When looking at the residual plots, we see that the residuals appear to be normally distributed and there doesn’t to be any significant patterns in the residuals, thus concluding that our model doesn’t suffer from heteroskedasity. Therefore we conclude that our model is a pretty good model for predicting sales prices for homes.
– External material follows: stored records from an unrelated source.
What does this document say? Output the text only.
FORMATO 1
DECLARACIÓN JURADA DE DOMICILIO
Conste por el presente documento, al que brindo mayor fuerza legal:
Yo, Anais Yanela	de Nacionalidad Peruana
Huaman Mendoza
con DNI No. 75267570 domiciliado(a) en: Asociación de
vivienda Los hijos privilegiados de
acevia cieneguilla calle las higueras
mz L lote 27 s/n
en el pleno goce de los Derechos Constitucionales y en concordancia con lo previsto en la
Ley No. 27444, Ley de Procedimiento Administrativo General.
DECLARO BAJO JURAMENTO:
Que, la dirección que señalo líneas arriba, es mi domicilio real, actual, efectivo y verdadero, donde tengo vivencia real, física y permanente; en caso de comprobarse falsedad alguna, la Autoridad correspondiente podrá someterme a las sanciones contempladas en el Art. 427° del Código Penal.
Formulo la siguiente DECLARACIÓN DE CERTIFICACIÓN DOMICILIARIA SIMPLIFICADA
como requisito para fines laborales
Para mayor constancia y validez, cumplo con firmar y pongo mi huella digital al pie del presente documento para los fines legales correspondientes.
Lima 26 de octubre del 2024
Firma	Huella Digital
Ran the model on the test data set to generate predictions, and then imported the final sales price predictions to Kaggle
test_data <- read_delim('/Users/korymartin/Library/Mobile Documents/com~apple~CloudDocs/Grad Programs/CUNY SPS/DATA 605/Final Exam/train.csv')
## Rows: 1460 Columns: 81
## ── Column specification ────────────────────────────────────────────────────────
## Delimiter: ","
## chr (43): MSZoning, Street, Alley, LotShape, LandContour, Utilities, LotConf...
## dbl (38): Id, MSSubClass, LotFrontage, LotArea, OverallQual, OverallCond, Ye...
##
## ℹ Use `spec()` to retrieve the full column specification for this data.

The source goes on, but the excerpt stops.